Adding fuel to the sector were subprime loans that hit their height from 2004 to 2006 as housing peaked. These interest-only and payment option mortgages featured low initial monthly payments, often for two to three years, allowing buyers to qualify for larger loans as homes became increasingly expensive.

Housing sizzled, becoming an engine for creating jobs and boosting home values. Prices for the typical Sonoma County house doubled during the first half of this decade. This generated a wealth effect that led more homeowners to pull equity out of homes for spending.

"This is what has supported consumer spending at a strong pace. It has become an outsized factor," he said. "So when mortgage equity fades, they no longer have that access to extra equity to supplement their income."

Another recent drag on consumer spending is the rise in monthly payments on interest-only and option mortgages. These adjustable loans are exploding on more homeowners as initial payment periods expire and high interest rates kick in.

"We're going through a pretty hard spot right now and that will continue into 2008," said Mark Fleming, chief economist for FirstAmerican CoreLogic, a real estate research company.

Adjustable-rate financing has long been a legitimate tool to enter a home, Fleming said. What too many borrowers and lenders lost sight of, he said, was the likelihood that the riskier adjustable loans would become more expensive and whether the homeowner could afford higher payments.

Even if home prices didn't fall, one-third of interest-only and payment option loans made from 2004 to 2006 will default, according to a FirstAmerican study. About 10 percent of all subprime loans will default, the study projected.

Falling home prices, however, will push even more homeowners with these loans into financial difficulty.

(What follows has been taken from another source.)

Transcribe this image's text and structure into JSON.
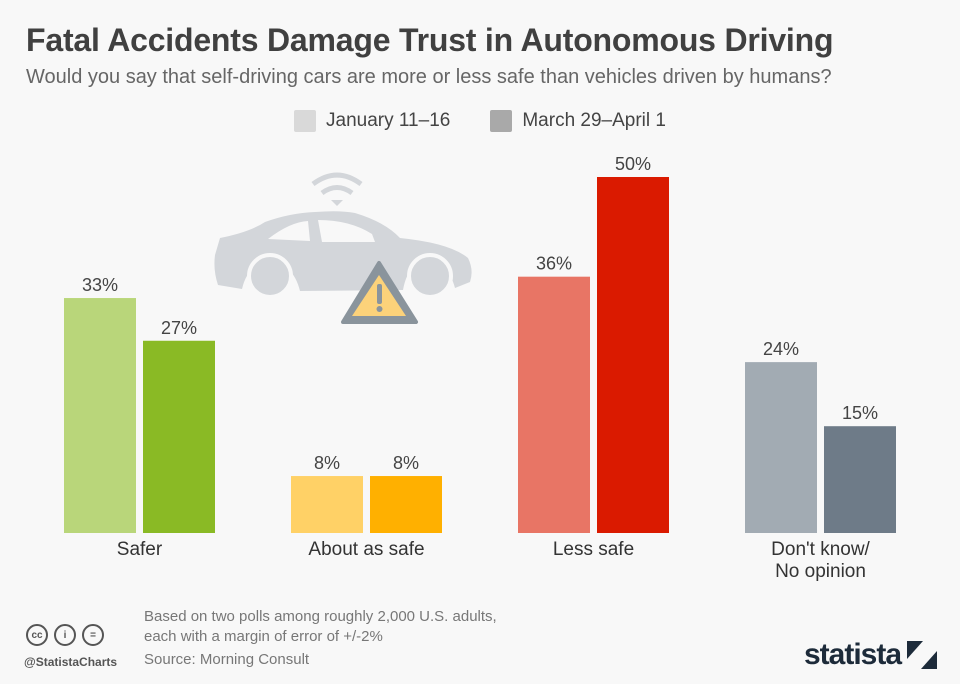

They likely won't have the equity needed to refinance and must either make the higher payments, sell or face foreclosure.

Hardest hit are those who purchased when home prices were around record highs.

"It's the Johnny-come-latelys to the party that are caught," Fleming said.

Housing markets in regions with higher concentrations of those loans, including Sonoma County, already are suffering even deeper defaults and foreclosures. But housing's decline is taking an even broader toll on the economy as falling home values lead even homeowners not facing the loss of their residence to take a closer look at their finances.

The latest national consumer confidence survey hit a two-year low this month. Conditions are no better in Sonoma County. The region's economy may not bounce back until 2009 because the mortgage mess is expected to extend housing's downturn, Cochrane said.

"The key is how well national and international demand holds up for key sectors in the county – wine, tourism, technology," he said. "If the U.S. does fall into recession, such demand will falter."